Emerge un quadro molto ricco e intenso.
«Essendo psicologa di formazione ho usato anche molti simboli e poi avevo molte informazioni reali. Per ogni personaggio ho usato storie vere e rappresentative. C'è la madre della protagonista che è fanatica e pensa: "Ho dovuto subire io, dovrà subire anche mia figlia". Masumeh è la tipica donna che arriva da un villaggio e si forma nella capitale. È molto intelligente, ha grinta e studia. La sua migliore amica invece è nata e cresciuta a Teheran in una famiglia benestante di intellettuali e dunque vive come qualsiasi ragazza di una grande città occidentale. Parvin rappresenta quelle donne sfortunate con un matrimonio sbagliato che crollano e infine Shahrzad è colei che ha un forte ideale politico e sacrifica se stessa per la rivoluzione».
Il suo libro ha una storia editoriale a dir poco travagliata.
«In Iran se si vuole pubblicare un libro bisogna presentare due copie: una va alla Biblioteca Nazionale e una va al ministero della Cultura e Guida Islamica per ricevere il nulla osta. Era il 2003. Aspettai otto mesi ma il libro venne rifiutato. Erano gli anni della presidenza di Khatami e si pensava di eliminare la censura.
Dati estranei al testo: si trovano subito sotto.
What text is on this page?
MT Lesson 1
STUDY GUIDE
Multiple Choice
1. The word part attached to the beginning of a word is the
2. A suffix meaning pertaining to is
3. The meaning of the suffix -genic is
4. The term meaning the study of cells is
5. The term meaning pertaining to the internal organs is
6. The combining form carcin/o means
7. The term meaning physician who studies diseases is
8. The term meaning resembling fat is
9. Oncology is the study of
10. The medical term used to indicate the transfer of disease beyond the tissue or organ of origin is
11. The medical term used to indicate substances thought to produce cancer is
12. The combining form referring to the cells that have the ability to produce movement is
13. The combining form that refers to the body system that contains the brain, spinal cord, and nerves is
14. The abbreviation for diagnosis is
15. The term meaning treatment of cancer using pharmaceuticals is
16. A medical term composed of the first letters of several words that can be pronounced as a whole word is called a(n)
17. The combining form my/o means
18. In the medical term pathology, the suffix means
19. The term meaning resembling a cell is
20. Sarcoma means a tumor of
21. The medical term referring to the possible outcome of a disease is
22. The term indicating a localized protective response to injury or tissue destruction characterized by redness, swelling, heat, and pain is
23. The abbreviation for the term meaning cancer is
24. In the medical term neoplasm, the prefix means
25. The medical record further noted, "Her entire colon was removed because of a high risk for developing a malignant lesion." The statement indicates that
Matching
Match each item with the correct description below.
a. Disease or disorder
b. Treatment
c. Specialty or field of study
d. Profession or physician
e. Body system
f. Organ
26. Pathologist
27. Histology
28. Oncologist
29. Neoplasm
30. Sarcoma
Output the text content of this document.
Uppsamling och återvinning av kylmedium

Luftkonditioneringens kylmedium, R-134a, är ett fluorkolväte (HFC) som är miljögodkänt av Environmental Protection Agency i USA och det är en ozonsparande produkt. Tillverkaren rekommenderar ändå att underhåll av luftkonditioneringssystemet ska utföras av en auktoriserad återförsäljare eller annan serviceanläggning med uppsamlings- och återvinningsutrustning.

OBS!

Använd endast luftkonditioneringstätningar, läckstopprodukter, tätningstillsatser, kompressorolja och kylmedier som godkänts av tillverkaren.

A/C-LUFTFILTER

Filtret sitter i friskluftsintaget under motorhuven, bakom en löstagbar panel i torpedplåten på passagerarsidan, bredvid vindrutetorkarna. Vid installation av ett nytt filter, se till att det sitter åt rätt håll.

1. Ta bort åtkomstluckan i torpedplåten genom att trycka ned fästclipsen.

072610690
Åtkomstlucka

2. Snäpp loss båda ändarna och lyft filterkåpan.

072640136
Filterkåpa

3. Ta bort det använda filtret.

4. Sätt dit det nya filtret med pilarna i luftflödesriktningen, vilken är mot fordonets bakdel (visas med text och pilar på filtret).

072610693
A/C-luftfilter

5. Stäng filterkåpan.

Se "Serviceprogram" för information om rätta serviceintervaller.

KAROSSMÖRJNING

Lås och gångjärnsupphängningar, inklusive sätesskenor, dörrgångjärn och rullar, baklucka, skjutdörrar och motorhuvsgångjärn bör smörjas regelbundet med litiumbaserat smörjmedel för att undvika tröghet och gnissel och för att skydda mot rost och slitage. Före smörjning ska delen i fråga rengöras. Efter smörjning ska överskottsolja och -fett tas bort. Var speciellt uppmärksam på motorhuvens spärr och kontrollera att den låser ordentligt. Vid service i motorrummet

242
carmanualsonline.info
Una prima apertura fu quella di concedere a ciascun editore la possibilità di pubblicare un libro all'anno senza dover ricevere l'autorizzazione. Il mio editore approfittò di quello spiraglio e pubblicò il mio libro con una distribuzione intelligente che non desse troppo nell'occhio. Fu un successo. In due mesi ci furono due ristampe. Allora il Ministero mi chiamò per interrogarmi e affidò la lettura a "una persona più colta" che alla fine diede il permesso. Arrivammo alla tredicesima edizione ma il nuovo clima politico portò al ritiro del libro. Solo grazie all'impegno del Premio Nobel Shirin Ebadi siamo riusciti a sbloccare la situazione e ora il libro è alla diciannovesima edizione».
Come nel libro anche lei ha due figli che vivono all'estero
«Questo è esattamente il tema del mio quarto libro che purtroppo da un anno e mezzo giace al ministero in attesa di nulla osta. "Quelli che sono andati e quelli che sono rimasti". È vero, è doloroso, ci allontaniamo uno dall'altro. Anche nel libro ci sono esempi di questo. C'è una madre che ha sei figli, tre vivono all'estero e tre sono rimasti in Iran. Dopo trent'anni la famiglia si riunisce e i nodi vengono al pettine. Durante i primi due giorni c'è grande felicità e tante cose da raccontare, ma ben presto emergono le differenze. Ci sono tante situazioni che possono offendere uno o l'altro. Trascorrono insieme dieci giorni ma quando cominciano a parlare di politica iniziano a litigare. Sono tenuti insieme solo da un elemento comune: la loro madre. Ed è lei che sa trovare la soluzione: propone che ognuno provi a raccontarsi per farsi conoscere dai fratelli e cercare la comprensione».